Terkait kasus DPT yang bermasalah juga pada akhirnya hanya dianggap angin lalu. Kematian lebih dari 900 anggota KPPS juga dianggap sebagai kematian biasa. Penulis menyarankan kepada setiap pembaca yang peduli pada diri mereka sendiri dan keluarga mereka untuk waspada agar tidak menjadi korban penipuan pemilu yang konyol.

Jadi, bahkan hari ini, dengan semua juru kampanye politik yang bersuara 'Awas Pemilu curang, Waspada!', Pada kenyataanya mereka masih terus ikut kedalamnya. Mereka tidak akan melawan karena mereka tahu bahwa semua orang juga pasti curang.

Kita lihat saja. Setelah kalah, maka semua hype tentang kecurangan pemilu pasti akan menggema. Yang menjadi pertanyaannya adalah apakah gerakan protes yang dilakukan itu untuk kecurangan pemilu atau protes atas kekalahan pemilu?

Saya pikir masyarakat harus membuat keputusan sendiri. Jangan terkecoh dengan kandidat politik yang meminta dukungan pada pemilu, lalu membiarkan pemilu yang penuh kecurangan, dan hanya meneriakkan "perang" setelah kalah dalam pemilu. Kalah, kalah saja sendirian jangan justru mengajak rakyat untuk ikut menyuarakan kecurangan pemilu!

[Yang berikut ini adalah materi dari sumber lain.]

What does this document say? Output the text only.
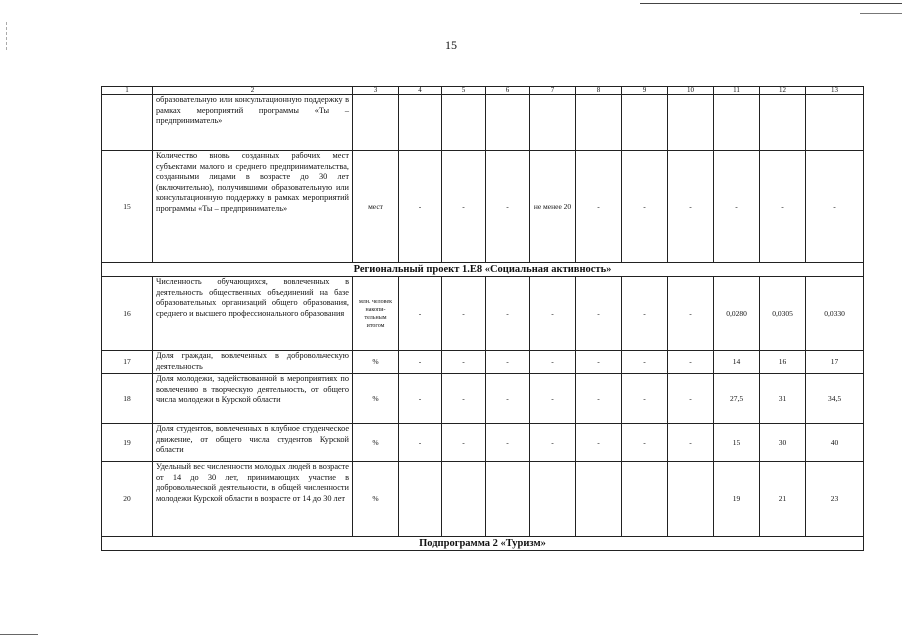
15
1	2	3	4	5	6	7	8	9	10	11	12	13
	образовательную или консультационную поддержку в рамках мероприятий программы «Ты – предприниматель»											
15	Количество вновь созданных рабочих мест субъектами малого и среднего предпринимательства, созданными лицами в возрасте до 30 лет (включительно), получившими образовательную или консультационную поддержку в рамках мероприятий программы «Ты – предприниматель»	мест	-	-	-	не менее 20	-	-	-	-	-	-
Региональный проект 1.Е8 «Социальная активность»												
16	Численность обучающихся, вовлеченных в деятельность общественных объединений на базе образовательных организаций общего образования, среднего и высшего профессионального образования	млн. человек накопи-тельным итогом	-	-	-	-	-	-	-	0,0280	0,0305	0,0330
17	Доля граждан, вовлеченных в добровольческую деятельность	%	-	-	-	-	-	-	-	14	16	17
18	Доля молодежи, задействованной в мероприятиях по вовлечению в творческую деятельность, от общего числа молодежи в Курской области	%	-	-	-	-	-	-	-	27,5	31	34,5
19	Доля студентов, вовлеченных в клубное студенческое движение, от общего числа студентов Курской области	%	-	-	-	-	-	-	-	15	30	40
20	Удельный вес численности молодых людей в возрасте от 14 до 30 лет, принимающих участие в добровольческой деятельности, в общей численности молодежи Курской области в возрасте от 14 до 30 лет	%								19	21	23
Подпрограмма 2 «Туризм»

Kalau kandidat politik konsisten bersama rakyat, sudah sejak awal mereka berdiri bersama rakyat. Bukan hanya bersama rakyat ketika membutuhkan suara, sementara nasib rakyat tidak diperhatikan. Para kontestan politik sejatinya hanya ingin meraih kekuasaan, bukan untuk melayani rakyat.